The day Adoor Gopalakrishnan became a Gandhian!

August 16, 2010 01:38 pm | Updated December 17, 2016 04:07 am IST - New Delhi

Eminent filmmaker Adoor Gopalakrishnan. File Photo

Eminent filmmaker Adoor Gopalakrishnan. File Photo

On the fateful day of January 30, 1948, when Mahatma Gandhi fell to assassin’s bullets in Delhi, a seven-year-old in faraway Kerala was so heartbroken that he cried the whole day and vowed to become a Gandhian and wear khadi.

“Nobody could console the little Adoor Gopalakrishnan that day. In some vague way he could understand that a great man had been killed, and he was upset about it,” says a biography on the eminent filmmaker.

“That day, Adoor became a Gandhian. It may not have been apparent, but later at school, as early as that, he spun the charka and wore khadi. He still wears them, and the charka continues to be part of his life and work,” writes journalist-critic Gautaman Bhaskaran in “Adoor Gopalakrishnan: A Life in Cinema“.

In this first authorised biography of the Dada Saheb Phalke award winner, Bhaskaran traces the ebbs and flows of the life of the enigmatic director.

From his birth during the Quit India movement to his lonely childhood at his uncles’ house; from life at Gandhigram, where Adoor studied rural development, to his days and nights at the Pune Film Institute; and from his first film .

“Swayamvaram” to his latest “Oru Pennum Rantaanum”, the book tracks the twists and turns of Adoor’s life, finding an uncommon man and a rare auteur.

The incident of Adoor’s family breaking the news of Gandhi’s death, the effect on the little boy and other related things have been recreated in the filmmaker’s “Kathapurushan” in all its poignancy.

Adoor was born on July 3, 1941 in Pallickal to Madhavan Unnitahn, a forest ranger, and Gouri Kumjamma. He was the couple’s sixth child.

According to the author, there is a lot of Gandhi in Adoor. “Even today, he likes to do his own work, instead of asking others...He never asks anybody to do anything he himself can,” the book, published by Penguin, says.

Adoor’s film “Nizhalkkuthu” also strongly reflects Gandhian values.

“A powerful indictment of capital punishment, the work shows in an ironical twist how the son -- who spins the charka and follows Gandhi, even taking an active part in his freedom movement -- is forced to step into his hangman father’s shoes and carry out an execution when the old man falls ill just before the hanging,” the book says.
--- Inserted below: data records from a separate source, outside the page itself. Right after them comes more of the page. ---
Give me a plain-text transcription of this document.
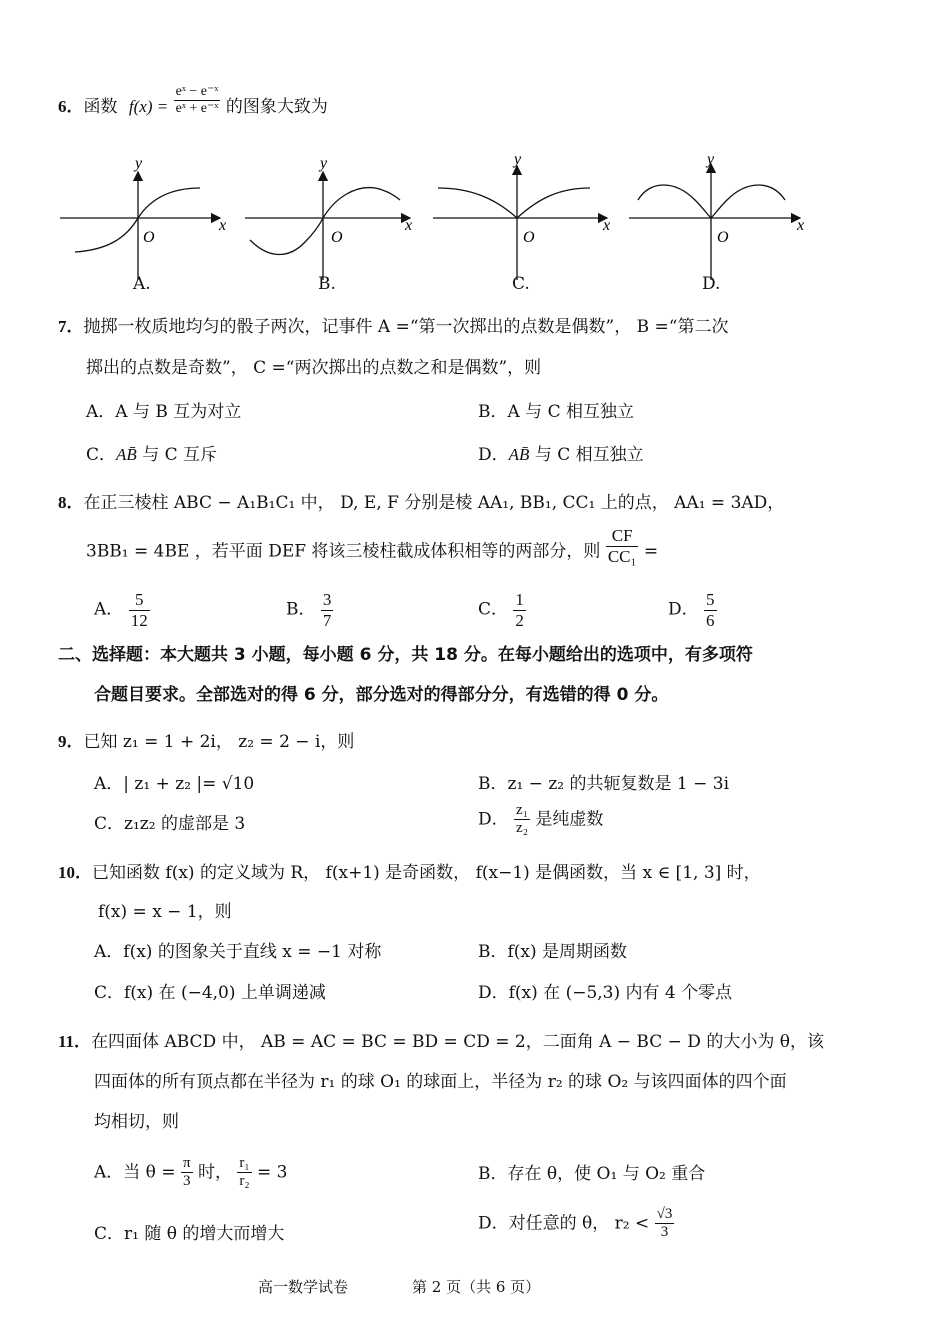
6．函数 $f(x) = \frac{\text{eˣ − e⁻ˣ}}{\text{eˣ + e⁻ˣ}}$ 的图象大致为
x
y
O
x
y
O
x
y
O
x
y
O
A.	B.	C.	D.
7．抛掷一枚质地均匀的骰子两次，记事件 A =“第一次掷出的点数是偶数”， B =“第二次
掷出的点数是奇数”， C =“两次掷出的点数之和是偶数”，则
A．A 与 B 互为对立	B．A 与 C 相互独立
C．AB̄ 与 C 互斥	D．AB̄ 与 C 相互独立
8．在正三棱柱 ABC − A₁B₁C₁ 中， D, E, F 分别是棱 AA₁, BB₁, CC₁ 上的点， AA₁ = 3AD，
3BB₁ = 4BE ，若平面 DEF 将该三棱柱截成体积相等的两部分，则 $\frac{CF}{\text{CC₁}}$ =
A． $\frac{5}{12}$	B． $\frac{3}{7}$	C． $\frac{1}{2}$	D． $\frac{5}{6}$
二、选择题：本大题共 3 小题，每小题 6 分，共 18 分。在每小题给出的选项中，有多项符
合题目要求。全部选对的得 6 分，部分选对的得部分分，有选错的得 0 分。
9．已知 z₁ = 1 + 2i， z₂ = 2 − i，则
A．| z₁ + z₂ |= √10	B．z₁ − z₂ 的共轭复数是 1 − 3i
C．z₁z₂ 的虚部是 3	D． $\frac{\text{z₁}}{\text{z₂}}$ 是纯虚数
10．已知函数 f(x) 的定义域为 R， f(x+1) 是奇函数， f(x−1) 是偶函数，当 x ∈ [1, 3] 时，
f(x) = x − 1，则
A．f(x) 的图象关于直线 x = −1 对称	B．f(x) 是周期函数
C．f(x) 在 (−4,0) 上单调递减	D．f(x) 在 (−5,3) 内有 4 个零点
11．在四面体 ABCD 中， AB = AC = BC = BD = CD = 2，二面角 A − BC − D 的大小为 θ，该
四面体的所有顶点都在半径为 r₁ 的球 O₁ 的球面上，半径为 r₂ 的球 O₂ 与该四面体的四个面
均相切，则
A．当 $\theta = \frac{\pi}{3}$ 时， $\frac{\text{r₁}}{\text{r₂}} = 3$	B．存在 θ，使 O₁ 与 O₂ 重合
C．r₁ 随 θ 的增大而增大
D．对任意的 θ， $r_2 < \frac{√3}{3}$
高一数学试卷	第 2 页（共 6 页）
“At school, Adoor began to wear khadi and study Hindi.

The Hindi Prachar Sabha conducted courses in the language, and he passed the Madhyam examination. Gandhi evoked an abiding national feeling in young Adoor, a sentiment that pushed him to join the Gandhigram Rural Institute in 1957, a year after it opened.”

One of the pioneers of the New Indian Wave, Adoor has made just 11 feature films in nearly four decades. His characters are drawn from real people, real lives. His cinema manages to frame details that often escape our everyday glance, turning the mundane into the magical, the commonplace into the startling.